A further investigation found that between March and June 2020, a total of 21,821 returning travelers were placed in quarantine in Melbourne hotels, with only 236 (1.1 per cent) actually testing positive for COVID-19.
While community affairs fell to just 57 in May 2020 – from a peak of 541 – violations in the quarantine program led to daily increases of 725 cases rising in early August.
The report found that the violations were caused by a combination of poor planning, inexperienced private security and mismanagement by the government agency overseeing the program – the Department of Health and Human Services.
The ‘lack of a mandatory mass quarantine plan has meant that Victoria’s Hotel Quarantine Program has been’ redesigned ‘and implemented to take effect within 36 hours, from concept to operation, “the report said.
“This lack of planning was a very unsatisfactory situation to develop such a complex and high-risk program.”
The outbreak also contributed to the spread of the virus nursing homesThis results in nearly 700 deaths and investigation into the poor infection control practices in these facilities.
Mike Toole says hotel quarantine programs need to be improved to contain the virus and that every state should use targeted quarantine facilities, such as the Howard Springs Center in Darwin, which had no leaks.
In Howard Springs, travelers are quarantined in individual chalets that open to the outdoors rather than in a gated corridor where the risk of a virus in the air is greater. Unlike a downtown hotel, the facility is also more remote, so fewer people are at risk if there is a violation.

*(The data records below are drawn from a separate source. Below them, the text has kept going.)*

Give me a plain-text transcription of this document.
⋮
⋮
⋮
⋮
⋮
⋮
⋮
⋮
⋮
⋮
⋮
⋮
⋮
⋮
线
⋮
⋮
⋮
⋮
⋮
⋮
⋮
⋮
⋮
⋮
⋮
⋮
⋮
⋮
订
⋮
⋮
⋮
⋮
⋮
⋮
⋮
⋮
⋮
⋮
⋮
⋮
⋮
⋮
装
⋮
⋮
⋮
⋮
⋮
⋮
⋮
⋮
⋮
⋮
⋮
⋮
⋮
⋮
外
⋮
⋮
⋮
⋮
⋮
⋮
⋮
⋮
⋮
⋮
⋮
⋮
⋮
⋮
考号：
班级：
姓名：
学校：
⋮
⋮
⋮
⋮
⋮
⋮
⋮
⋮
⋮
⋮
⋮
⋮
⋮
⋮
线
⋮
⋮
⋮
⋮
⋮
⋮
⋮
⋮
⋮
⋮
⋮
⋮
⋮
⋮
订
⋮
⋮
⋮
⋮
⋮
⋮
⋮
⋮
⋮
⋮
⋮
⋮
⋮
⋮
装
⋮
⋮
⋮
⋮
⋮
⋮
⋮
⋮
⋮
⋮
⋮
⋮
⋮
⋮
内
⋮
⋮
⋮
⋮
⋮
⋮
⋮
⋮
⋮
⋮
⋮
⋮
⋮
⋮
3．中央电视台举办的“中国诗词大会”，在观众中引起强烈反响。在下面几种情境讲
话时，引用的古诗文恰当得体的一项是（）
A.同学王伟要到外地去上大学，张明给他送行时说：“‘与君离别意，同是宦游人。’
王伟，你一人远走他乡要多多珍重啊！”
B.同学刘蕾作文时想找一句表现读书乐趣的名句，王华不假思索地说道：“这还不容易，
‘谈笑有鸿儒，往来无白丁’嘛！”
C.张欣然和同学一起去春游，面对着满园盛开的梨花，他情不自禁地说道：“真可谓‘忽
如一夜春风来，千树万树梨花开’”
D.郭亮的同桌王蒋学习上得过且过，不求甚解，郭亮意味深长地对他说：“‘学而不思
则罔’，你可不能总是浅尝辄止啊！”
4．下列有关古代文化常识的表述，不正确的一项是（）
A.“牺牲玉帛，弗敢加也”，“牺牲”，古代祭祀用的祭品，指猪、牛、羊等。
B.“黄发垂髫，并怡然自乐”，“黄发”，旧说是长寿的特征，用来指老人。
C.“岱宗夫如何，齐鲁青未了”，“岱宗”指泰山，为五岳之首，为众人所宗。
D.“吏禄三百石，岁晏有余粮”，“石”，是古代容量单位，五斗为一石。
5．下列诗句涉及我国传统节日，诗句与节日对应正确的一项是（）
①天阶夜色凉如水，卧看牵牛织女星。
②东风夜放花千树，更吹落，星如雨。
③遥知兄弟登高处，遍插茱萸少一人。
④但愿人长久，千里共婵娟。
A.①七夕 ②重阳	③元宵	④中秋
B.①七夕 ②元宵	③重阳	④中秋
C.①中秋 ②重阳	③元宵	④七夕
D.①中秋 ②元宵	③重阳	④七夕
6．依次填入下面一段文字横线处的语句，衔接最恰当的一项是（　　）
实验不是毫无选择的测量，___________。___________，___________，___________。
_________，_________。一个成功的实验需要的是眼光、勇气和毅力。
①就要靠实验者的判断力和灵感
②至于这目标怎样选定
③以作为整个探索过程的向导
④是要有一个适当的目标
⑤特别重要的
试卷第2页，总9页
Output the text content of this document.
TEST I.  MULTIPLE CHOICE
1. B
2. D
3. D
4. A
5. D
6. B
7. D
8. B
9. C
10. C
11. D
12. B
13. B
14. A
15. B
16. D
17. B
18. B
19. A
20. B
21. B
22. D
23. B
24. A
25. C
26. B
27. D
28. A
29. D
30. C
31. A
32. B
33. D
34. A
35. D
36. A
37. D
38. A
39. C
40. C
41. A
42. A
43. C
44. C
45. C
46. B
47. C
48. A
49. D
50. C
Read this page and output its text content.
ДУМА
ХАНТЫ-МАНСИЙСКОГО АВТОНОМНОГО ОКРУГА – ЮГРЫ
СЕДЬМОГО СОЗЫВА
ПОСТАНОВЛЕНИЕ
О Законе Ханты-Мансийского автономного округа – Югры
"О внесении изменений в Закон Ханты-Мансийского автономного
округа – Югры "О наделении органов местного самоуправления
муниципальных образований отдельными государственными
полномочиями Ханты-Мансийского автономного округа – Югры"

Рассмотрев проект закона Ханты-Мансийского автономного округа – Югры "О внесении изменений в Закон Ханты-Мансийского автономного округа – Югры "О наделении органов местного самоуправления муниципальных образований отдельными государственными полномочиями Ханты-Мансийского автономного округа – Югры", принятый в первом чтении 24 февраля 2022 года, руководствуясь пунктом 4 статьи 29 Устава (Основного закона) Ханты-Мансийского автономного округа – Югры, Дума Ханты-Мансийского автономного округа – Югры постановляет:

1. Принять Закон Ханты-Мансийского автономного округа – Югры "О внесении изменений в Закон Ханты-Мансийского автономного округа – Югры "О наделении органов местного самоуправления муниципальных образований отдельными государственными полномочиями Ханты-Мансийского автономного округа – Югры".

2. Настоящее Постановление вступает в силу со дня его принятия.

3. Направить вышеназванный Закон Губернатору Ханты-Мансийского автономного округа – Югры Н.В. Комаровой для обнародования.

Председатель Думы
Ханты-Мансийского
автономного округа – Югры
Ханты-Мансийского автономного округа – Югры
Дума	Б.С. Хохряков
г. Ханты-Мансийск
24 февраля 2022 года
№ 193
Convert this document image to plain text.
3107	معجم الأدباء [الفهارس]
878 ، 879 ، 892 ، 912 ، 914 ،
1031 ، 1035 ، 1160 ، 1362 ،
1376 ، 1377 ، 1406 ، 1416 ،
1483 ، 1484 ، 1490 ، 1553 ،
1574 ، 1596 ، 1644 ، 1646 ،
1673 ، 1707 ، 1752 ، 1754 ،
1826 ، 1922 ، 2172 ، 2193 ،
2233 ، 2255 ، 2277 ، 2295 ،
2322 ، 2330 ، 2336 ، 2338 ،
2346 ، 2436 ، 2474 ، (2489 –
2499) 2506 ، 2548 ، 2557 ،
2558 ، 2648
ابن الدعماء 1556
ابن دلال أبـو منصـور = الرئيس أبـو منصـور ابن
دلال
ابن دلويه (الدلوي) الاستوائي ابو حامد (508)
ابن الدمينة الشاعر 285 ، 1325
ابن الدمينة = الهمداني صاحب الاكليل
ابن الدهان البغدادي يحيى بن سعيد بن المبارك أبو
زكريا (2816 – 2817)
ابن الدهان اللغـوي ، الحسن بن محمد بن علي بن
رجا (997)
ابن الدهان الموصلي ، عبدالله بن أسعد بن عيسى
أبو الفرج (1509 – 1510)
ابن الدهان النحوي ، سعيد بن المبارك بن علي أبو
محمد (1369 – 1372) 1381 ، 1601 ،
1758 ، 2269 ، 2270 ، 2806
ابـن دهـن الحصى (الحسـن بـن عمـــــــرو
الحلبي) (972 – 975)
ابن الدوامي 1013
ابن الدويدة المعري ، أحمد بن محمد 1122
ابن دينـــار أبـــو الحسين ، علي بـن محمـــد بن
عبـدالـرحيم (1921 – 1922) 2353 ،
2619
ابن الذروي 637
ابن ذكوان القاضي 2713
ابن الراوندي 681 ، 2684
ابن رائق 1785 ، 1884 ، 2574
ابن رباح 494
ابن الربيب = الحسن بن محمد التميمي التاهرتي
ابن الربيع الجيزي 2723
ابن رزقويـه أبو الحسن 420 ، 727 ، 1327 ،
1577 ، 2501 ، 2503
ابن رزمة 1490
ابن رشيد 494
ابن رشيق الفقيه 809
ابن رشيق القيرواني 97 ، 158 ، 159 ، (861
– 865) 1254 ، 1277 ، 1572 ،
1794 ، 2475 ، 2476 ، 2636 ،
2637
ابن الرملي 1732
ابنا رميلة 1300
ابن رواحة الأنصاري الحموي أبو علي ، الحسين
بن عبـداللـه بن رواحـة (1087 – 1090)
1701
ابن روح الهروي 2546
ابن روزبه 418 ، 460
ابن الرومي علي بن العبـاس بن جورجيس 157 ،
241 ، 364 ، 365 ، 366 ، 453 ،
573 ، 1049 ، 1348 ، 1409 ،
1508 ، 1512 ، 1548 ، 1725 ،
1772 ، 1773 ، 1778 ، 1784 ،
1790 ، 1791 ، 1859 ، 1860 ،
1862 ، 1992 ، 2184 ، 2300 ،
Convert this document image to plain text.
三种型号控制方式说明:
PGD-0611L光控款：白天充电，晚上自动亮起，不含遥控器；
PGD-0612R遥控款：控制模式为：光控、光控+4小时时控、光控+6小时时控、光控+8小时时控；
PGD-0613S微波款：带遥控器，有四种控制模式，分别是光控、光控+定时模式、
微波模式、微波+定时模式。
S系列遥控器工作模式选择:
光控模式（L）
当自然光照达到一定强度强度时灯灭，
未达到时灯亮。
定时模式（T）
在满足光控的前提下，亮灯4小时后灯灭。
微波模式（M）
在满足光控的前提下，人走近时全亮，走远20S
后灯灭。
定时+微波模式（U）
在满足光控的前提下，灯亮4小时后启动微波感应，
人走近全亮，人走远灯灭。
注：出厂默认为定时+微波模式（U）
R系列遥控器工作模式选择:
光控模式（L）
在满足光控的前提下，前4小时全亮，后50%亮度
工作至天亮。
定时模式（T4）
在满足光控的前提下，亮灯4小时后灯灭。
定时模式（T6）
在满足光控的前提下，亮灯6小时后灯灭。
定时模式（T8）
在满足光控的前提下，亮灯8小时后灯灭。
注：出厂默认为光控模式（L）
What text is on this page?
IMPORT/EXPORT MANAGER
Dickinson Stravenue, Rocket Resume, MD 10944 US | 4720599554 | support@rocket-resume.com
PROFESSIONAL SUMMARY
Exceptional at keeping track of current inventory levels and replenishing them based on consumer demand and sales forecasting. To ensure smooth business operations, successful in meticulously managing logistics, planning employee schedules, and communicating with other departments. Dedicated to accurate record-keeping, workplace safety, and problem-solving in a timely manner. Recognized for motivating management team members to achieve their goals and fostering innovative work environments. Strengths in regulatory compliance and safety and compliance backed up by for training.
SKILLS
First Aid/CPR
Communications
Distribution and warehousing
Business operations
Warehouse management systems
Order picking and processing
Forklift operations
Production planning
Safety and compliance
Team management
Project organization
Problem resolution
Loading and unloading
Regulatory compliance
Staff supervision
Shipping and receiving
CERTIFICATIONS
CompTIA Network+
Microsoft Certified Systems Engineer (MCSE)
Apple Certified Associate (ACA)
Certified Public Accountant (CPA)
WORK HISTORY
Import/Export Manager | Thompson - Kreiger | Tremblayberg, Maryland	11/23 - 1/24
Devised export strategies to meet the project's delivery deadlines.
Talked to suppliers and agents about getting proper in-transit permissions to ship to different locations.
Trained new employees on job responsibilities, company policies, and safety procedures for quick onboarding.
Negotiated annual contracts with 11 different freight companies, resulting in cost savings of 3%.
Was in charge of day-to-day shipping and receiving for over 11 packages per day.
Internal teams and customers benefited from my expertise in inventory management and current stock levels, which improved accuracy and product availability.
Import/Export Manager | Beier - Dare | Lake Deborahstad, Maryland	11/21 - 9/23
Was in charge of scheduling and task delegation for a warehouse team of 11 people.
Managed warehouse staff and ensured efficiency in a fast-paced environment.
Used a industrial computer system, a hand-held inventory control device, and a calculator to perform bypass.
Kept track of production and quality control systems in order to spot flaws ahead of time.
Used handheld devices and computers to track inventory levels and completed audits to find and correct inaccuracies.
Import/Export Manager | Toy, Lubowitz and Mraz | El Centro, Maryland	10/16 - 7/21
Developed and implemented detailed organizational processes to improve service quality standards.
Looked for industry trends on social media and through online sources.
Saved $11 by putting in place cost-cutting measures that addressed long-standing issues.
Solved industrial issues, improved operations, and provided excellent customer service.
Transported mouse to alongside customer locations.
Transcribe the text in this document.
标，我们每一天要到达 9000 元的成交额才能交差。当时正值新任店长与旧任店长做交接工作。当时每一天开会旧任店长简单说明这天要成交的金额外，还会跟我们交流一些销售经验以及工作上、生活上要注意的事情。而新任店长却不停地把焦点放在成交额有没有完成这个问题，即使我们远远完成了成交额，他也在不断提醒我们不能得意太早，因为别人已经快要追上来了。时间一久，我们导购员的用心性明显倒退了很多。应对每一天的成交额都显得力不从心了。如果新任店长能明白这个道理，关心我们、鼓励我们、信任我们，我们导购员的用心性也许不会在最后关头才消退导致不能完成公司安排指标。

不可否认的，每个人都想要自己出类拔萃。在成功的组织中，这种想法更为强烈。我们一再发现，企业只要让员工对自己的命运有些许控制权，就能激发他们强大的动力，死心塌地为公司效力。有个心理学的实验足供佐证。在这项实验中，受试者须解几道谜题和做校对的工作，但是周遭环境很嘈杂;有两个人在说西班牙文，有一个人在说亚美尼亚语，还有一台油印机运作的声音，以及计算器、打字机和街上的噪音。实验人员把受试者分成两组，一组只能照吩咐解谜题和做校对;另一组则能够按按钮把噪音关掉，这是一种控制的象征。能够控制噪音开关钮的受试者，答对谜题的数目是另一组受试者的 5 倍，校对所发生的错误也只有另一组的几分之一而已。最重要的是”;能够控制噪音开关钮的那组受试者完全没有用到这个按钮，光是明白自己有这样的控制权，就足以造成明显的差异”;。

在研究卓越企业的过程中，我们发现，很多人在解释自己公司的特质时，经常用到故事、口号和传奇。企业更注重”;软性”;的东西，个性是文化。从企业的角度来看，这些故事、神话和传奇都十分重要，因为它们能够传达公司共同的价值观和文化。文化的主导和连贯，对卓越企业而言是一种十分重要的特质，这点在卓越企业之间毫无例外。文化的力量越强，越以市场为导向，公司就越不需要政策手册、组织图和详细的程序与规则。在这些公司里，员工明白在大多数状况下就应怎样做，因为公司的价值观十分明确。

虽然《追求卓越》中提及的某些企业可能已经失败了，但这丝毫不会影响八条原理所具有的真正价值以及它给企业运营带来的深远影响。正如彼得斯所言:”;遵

Toole estimates that five new facilities – one for each state – will cost about two billion Australian dollars ($ 1.5 billion), which he says is “much less than the current economic cost of closing $ 1 billion ($ 750 million). per week.”
“But it will take six months to build it, so in the meantime hotel quarantine needs to be rectified,” he said. “Otherwise we will continue to lick and lock up until about 80 percent of the people are vaccinated.
In response to the hotel quarantine investigation, the Victorian government has estimated plans to build a 500-bed quarantine hub outside Melbourne city center.
Based on the Howard Springs model, the center will open in 2022, while New South Wales and Queensland will also explore similar options.
Professor of Epidemiology at the University of Melbourne, Tony Blakely, says that such targeted facilities will have a lifespan beyond COVID-19.
“We need purposeful facilities in this pandemic and the next,” he told Al Jazeera.
With such facilities, more stranded Australians could also return. With the latest outbreak, the government has halved the quota of international arrivals, taking care of those who have been separated from home for months.
Blakely estimates that five to ten times the number of people will be able to go through purposeful facilities with the same risk of leakage as the existing city hotels.
Although the announcement of quarantine hubs and renewed urgency of vaccination indicate a proactive response from the government, such action has been hampered by tensions and finger-pointing between state and federal governments, particularly around funding and governance responsibilities.
The limited vaccination offer in Australia is also subject to disputes, and each state has given a case for why they should be prioritized in the vaccination program. Morrison recently apologized for the slow rollout.
The recent nationwide shutdowns cost the Australian economy an estimated $ 10 billion ($ 7.4 billion), and although the case numbers in Australia appear small compared to countries such as India, Indonesia and even the US, the continued virus policy elimination has meant that closures are likely to be instituted in response to even the smallest outbreak.
It is a prospect that is testing millions of Australians who are rapidly losing patience with bickering politicians and a mismanaged COVID-19 response.